До четырех часов Малыхин просидел за столом, наводил справки, кропотливо рылся в старых бумагах, выискивая там один важный документ, который потребовался начальнику милиции. Вернувшись от него, поиграл в шахматы, а когда его пригласил с собой Сергеев, охотно согласился.

Они были ровесниками, обоим исполнилось двадцать шесть, оба работали в милиции недавно, пришли сюда из одной школы, но зато характеры у них были столь различны, что остальные, замечая их постоянно вместе, только пожимали плечами.

Сергеев был парень общительный, никогда не унывал, и его ничто не могло выбить из того веселого настроя, в котором он чувствовал себя превосходно. Его ничто не терзало, все было ясно, и если он говорил, что ему еще рано жениться, значит, ждать чего-то неожиданного не придется. Сходился с людьми запросто, половина поселка у него ходила в друзьях, и жилось ему легко и свободно. Объяснял он сам это тем, что жизнь не любит дураков, из чего следовал вывод: он парень не дурак, а раз так о нем думаешь, записывайся в друзья, он будет рад каждой встрече, а радость его естественна и привычна.

Возможно, по этой причине он и Малыхина приблизил к себе, в то время как остальные относились к тому с холодком и для них он оставался все таким же непонятным. Это происходило потому, что на Малыхина частенько «находило», как однажды сказал о нем начальник милиции. Малыхин мог целый день веселиться, зато под вечер нахмуриться, и часто не сразу замечали, в каком же он состоянии. Но парень он был исполнительный, честный, ни от какого дела не отказывался, и если был свободен, как сейчас, то сначала соглашался, а потом уж интересовался, куда его позвали, но чаще всего не спрашивал.

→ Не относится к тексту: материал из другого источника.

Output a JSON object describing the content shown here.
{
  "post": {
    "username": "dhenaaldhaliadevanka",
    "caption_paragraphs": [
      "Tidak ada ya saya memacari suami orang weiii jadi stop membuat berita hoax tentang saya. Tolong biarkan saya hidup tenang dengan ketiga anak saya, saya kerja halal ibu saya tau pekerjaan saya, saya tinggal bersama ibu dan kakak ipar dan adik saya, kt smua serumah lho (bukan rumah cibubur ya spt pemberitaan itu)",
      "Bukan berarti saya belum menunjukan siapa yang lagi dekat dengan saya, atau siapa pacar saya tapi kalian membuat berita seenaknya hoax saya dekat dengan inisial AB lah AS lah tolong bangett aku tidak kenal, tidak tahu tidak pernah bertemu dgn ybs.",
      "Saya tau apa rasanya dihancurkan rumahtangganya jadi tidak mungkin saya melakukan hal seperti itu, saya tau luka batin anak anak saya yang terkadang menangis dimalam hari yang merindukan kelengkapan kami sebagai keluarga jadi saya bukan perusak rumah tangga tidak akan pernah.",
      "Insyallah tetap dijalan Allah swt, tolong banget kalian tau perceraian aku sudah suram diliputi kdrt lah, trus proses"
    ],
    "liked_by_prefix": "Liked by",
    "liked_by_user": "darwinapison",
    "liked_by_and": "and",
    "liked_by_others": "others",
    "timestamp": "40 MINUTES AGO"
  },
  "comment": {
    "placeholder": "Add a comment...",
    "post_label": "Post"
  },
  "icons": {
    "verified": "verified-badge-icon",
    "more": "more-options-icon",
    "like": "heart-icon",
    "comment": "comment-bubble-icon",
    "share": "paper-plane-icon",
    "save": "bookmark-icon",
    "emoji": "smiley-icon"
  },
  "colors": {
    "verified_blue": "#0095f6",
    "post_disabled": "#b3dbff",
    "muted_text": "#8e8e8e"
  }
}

— Пушка при тебе? — спросил Сергеев, когда они вышли на дорогу.

— А где же.

— Брать тут будем одного бандюгу. Вот ордер… Детина он, прямо скажу, здоровый и, кажется, вооружен.

— Ничего, как-нибудь.

— Не испугаешься?

— Зачем?

Сергеев засмеялся, обнял товарища за плечи.

— Шучу… Парнишка-салажонок стекло в магазине разбил. Напился вдрызг, а сейчас, поди, кается, маму вспоминает.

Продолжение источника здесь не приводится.